Puissance d’une femme artiste

Marguerite Yourcenar

En lisant dernièrement Ces femmes qui écrivent, suite de douze portraits de femmes de lettres françaises, j’ai été touchée par le combat de certaines d’entre elles notamment entre le Moyen Âge et la fin du XIXe siècle. Époque où le combat des femmes pour plus de liberté, d’indépendance et de droits notamment de droits civiques me semble tout à fait légitime. Les luttes plus récentes des féministes en France me paraissent parfois caricaturales et stériles. Ce n’est pas en écrasant les hommes que les femmes sortiront grandies et plus fortes et j’aime mieux penser à ce qui lie les hommes et femmes que ce qui les oppose même si j’ai bien conscience que ce qui nous oppose compte souvent davantage dans nos rapports quotidiens. En tout cas, ce n’est pas en ayant l’air de prendre une revanche sur des siècles d’oppression masculine que les femmes d’aujourd’hui et de demain pourront s’épanouir.

Dans cet ouvrage d’Élisabeth Seys j’ai beaucoup apprécié le portrait de Marguerite Yourcenar qui considère que la création artistique doit être asexuée. Telle était ma conviction profonde lorsque j’étais une jeune fille qui écrivait d’improbables romans asexués tout en suivant des études de lettres.

Curieusement une œuvre signée d’un homme est considérée comme une œuvre mais s’il s’agit d’une œuvre créée par une femme c’est une œuvre de femme. Cette distinction m’a toujours paru dommage parce qu’il me semble dès lors que l’œuvre d’une femme est d’emblée appréhendée à travers le prisme de son identité sexuelle. Il vaudrait mieux qu’une œuvre de femme soit jugée comme une œuvre d’homme. Vœu pieux certainement. Je reconnais cependant que l’identité féminine s’exprime dans une œuvre d’art ou un livre et qu’il faut parfois en prendre en compte pour apprécier ou mieux comprendre l’œuvre proprement dite.

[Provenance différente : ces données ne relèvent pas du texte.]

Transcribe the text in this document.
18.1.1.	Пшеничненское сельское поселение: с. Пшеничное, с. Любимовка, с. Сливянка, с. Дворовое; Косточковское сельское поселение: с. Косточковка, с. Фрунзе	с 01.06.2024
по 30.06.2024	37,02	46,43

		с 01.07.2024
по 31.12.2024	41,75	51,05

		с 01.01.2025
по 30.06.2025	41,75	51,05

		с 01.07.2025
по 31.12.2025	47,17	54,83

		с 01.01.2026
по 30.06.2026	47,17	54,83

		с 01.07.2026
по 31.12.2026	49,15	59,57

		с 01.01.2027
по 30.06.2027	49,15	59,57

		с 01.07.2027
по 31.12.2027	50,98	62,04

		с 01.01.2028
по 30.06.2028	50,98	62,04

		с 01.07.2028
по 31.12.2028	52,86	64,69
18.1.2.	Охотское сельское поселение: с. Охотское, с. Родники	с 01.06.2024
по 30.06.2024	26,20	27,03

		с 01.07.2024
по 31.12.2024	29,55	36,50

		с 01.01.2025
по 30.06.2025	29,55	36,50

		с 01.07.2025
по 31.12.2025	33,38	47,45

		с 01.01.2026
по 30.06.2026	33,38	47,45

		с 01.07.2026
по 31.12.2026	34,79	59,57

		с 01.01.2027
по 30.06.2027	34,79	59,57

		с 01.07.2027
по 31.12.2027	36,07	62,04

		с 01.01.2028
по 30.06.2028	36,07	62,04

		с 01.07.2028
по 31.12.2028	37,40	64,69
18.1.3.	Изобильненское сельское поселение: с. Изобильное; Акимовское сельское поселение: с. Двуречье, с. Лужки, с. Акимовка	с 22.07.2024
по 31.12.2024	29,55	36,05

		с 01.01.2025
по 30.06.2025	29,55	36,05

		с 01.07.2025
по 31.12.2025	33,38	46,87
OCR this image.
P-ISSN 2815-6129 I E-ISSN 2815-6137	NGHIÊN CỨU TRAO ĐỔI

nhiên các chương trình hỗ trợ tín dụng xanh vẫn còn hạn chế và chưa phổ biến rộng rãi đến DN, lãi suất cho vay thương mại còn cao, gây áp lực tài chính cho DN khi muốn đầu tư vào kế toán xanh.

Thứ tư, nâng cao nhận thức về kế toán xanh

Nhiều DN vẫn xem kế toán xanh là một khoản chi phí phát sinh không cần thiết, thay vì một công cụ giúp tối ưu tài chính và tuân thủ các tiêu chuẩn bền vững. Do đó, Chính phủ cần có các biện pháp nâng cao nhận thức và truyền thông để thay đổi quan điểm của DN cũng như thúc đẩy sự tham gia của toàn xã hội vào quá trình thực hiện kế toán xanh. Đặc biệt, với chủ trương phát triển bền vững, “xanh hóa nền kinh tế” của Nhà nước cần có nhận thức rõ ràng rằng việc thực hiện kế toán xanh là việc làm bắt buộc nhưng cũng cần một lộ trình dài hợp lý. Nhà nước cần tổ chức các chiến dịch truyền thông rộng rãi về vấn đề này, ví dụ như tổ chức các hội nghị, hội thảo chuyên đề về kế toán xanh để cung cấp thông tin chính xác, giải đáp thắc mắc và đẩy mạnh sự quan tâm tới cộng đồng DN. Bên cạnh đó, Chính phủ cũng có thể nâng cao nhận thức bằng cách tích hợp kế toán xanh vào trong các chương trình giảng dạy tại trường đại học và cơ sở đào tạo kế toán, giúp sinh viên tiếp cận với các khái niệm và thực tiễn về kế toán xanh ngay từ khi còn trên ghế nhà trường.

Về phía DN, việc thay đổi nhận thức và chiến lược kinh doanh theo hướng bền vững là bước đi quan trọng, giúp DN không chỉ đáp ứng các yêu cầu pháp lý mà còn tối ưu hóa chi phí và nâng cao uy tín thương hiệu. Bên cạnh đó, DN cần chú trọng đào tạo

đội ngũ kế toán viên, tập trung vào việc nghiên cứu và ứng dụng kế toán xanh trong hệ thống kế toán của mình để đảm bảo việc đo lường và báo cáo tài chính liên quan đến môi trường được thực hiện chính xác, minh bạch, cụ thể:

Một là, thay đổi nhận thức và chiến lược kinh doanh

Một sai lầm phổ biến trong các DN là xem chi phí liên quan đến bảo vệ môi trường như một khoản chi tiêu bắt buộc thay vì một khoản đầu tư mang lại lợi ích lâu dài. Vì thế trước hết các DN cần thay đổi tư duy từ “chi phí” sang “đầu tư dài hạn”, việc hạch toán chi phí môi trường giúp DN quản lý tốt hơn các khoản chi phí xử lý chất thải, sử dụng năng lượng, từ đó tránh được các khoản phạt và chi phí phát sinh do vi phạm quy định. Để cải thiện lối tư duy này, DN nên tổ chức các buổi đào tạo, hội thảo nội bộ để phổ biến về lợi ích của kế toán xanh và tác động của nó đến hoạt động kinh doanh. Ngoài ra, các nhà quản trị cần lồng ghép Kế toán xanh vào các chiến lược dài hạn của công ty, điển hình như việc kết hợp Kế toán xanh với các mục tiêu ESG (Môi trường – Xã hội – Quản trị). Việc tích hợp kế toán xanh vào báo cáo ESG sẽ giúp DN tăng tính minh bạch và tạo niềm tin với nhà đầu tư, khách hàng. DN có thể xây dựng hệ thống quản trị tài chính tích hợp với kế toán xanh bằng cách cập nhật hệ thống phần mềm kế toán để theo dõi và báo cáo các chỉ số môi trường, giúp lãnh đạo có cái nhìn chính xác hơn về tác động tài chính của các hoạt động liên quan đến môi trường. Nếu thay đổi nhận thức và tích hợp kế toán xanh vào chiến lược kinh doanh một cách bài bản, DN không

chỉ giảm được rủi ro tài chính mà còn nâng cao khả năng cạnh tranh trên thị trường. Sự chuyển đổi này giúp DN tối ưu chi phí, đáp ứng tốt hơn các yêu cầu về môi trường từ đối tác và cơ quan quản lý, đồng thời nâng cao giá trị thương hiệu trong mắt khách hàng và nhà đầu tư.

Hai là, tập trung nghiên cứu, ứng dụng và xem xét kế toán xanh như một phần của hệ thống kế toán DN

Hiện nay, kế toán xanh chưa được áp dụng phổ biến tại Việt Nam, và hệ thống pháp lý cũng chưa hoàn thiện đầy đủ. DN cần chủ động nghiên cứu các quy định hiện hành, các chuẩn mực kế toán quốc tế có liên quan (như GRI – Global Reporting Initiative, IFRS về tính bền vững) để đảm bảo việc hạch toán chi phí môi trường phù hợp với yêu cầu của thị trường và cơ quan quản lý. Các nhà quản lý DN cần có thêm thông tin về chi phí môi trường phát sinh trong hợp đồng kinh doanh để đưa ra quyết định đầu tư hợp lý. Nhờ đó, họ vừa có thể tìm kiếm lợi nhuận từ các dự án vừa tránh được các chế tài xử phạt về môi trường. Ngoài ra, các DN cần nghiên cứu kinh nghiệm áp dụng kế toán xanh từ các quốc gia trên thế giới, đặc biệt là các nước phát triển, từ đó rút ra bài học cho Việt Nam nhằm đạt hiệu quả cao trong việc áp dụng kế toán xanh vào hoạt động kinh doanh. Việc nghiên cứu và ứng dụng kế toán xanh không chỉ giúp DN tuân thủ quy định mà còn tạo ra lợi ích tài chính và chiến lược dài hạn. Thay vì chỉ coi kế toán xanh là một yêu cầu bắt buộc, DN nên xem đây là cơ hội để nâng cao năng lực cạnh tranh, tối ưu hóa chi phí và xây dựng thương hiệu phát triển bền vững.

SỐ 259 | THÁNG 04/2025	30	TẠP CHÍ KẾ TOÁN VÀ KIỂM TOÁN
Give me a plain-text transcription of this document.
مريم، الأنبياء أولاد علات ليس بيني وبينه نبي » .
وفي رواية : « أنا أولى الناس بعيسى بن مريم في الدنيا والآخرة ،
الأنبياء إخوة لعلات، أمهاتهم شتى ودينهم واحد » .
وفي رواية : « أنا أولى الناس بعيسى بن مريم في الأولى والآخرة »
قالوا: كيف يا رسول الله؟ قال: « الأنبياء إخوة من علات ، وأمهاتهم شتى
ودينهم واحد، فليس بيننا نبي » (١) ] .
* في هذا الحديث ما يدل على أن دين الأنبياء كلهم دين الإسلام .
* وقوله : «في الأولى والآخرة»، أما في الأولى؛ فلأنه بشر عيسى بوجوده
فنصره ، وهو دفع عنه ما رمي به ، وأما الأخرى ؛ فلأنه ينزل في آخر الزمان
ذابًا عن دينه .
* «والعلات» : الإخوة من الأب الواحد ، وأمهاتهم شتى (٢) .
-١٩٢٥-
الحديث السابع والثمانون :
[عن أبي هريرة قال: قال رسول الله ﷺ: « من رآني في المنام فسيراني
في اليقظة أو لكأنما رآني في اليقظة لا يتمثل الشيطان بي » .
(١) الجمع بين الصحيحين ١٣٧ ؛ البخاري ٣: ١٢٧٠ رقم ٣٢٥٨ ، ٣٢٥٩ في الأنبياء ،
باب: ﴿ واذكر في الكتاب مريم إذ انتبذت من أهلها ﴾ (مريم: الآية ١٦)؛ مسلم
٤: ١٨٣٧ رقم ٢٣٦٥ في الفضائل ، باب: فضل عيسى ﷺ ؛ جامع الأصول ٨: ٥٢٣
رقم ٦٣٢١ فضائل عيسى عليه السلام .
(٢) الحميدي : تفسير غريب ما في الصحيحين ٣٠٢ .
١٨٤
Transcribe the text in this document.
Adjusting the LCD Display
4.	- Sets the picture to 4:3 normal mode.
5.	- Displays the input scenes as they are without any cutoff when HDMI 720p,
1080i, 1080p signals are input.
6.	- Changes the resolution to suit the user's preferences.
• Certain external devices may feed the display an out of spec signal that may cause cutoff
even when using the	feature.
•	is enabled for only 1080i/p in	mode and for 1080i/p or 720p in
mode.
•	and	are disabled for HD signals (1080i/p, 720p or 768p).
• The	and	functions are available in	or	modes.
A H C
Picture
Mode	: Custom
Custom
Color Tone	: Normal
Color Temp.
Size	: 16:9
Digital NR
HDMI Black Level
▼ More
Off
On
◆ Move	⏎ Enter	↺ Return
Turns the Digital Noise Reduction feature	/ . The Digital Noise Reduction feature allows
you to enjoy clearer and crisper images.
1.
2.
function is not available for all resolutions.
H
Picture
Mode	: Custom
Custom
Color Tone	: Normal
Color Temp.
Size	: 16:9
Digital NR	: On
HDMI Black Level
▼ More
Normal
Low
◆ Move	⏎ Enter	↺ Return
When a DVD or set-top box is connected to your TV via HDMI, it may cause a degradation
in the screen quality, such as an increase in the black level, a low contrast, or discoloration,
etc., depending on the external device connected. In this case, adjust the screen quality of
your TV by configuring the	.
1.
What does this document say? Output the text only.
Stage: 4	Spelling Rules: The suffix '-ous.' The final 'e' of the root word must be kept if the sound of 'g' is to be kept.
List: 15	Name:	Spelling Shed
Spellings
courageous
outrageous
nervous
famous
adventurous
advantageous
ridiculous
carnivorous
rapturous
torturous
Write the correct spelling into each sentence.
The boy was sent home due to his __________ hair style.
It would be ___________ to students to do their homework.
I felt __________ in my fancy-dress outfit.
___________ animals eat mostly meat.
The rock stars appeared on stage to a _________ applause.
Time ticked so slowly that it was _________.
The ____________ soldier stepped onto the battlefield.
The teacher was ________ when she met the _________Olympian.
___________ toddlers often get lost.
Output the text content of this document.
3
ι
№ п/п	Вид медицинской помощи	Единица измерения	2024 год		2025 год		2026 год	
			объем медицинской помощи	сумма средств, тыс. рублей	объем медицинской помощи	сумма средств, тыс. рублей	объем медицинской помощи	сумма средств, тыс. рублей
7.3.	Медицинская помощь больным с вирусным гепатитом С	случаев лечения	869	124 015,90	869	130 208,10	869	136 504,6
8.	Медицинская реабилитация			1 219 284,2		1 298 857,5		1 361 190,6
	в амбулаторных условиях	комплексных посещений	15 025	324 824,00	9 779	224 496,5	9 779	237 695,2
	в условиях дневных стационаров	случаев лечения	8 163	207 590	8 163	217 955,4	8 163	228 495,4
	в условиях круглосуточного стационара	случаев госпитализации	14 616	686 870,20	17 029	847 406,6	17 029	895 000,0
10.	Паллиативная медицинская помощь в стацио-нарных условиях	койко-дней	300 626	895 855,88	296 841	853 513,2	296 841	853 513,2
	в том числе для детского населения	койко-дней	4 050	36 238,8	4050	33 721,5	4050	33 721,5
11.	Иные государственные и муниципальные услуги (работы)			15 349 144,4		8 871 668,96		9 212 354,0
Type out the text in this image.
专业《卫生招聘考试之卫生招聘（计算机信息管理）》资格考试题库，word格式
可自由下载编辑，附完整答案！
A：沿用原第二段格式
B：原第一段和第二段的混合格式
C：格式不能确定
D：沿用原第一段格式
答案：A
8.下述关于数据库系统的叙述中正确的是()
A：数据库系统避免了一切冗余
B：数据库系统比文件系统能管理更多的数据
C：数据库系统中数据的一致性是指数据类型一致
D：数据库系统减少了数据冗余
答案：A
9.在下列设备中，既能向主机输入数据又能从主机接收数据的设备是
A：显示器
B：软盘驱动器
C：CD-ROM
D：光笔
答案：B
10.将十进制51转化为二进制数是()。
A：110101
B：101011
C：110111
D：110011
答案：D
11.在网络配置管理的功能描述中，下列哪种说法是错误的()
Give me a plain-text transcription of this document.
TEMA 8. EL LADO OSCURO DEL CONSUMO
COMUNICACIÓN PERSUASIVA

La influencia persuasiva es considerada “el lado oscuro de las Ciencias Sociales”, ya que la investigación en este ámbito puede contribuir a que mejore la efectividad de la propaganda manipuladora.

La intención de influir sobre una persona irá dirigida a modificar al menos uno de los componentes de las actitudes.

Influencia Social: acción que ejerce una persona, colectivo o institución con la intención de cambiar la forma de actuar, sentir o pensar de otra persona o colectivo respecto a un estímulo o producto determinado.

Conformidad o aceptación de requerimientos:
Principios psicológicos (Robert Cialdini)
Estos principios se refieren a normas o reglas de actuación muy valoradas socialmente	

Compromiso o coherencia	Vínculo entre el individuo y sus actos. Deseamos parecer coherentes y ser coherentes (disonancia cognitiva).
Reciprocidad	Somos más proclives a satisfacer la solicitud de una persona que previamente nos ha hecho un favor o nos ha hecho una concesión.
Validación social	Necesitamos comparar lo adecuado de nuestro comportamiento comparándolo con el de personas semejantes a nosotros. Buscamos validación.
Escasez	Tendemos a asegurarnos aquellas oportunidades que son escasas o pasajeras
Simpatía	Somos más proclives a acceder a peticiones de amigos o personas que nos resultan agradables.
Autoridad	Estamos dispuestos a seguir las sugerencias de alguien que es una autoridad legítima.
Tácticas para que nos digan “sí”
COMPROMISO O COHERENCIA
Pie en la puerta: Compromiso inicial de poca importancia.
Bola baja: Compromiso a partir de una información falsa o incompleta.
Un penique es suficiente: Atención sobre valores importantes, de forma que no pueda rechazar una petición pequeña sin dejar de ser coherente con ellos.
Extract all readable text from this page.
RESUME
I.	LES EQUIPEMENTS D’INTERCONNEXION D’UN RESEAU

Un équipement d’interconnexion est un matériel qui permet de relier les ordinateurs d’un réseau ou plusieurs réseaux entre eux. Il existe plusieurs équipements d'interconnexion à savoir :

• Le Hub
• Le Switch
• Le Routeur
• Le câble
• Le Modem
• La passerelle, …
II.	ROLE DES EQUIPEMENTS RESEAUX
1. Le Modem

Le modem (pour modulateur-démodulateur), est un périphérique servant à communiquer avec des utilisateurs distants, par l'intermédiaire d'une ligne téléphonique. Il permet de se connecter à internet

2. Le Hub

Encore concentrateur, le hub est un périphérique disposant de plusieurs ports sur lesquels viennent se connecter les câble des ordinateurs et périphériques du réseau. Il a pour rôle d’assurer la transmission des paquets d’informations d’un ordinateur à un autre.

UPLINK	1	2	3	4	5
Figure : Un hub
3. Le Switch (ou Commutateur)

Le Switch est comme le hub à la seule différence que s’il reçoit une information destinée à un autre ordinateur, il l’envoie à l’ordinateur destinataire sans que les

Artemisia Gentileschi Cléopâtre c. 1635 Huile sur toile 117 x 175,5 cm Rome, collection particulière © Collection particulière

C’est ce à quoi je songeais en me retrouvant devant les tableaux d’Artemisia au musée Maillol. Il s’agit d’une femme peintre italienne, fille d’artiste née en 1593. Tout comme les sculptures de Camille Claudel, j’ai bien eu conscience que ma réaction face aux peintures d’Artemisia était conditionnée par son sexe. Je ne regardais pas les femmes qu’elle avait peintes de la même manière que si elles étaient nées sous le pinceau d’un homme. Je sentais dans ses Cléopâtre, Judith, Marie-Madeleine une sorte de fraternité féminine. Fraternité mais aussi combat car toutes ces femmes ont quelque chose de virile. Il y a dans le style d’Artemisia une puissance masculine au service d’un combat féminin, combat pour s’affirmer en tant que femme.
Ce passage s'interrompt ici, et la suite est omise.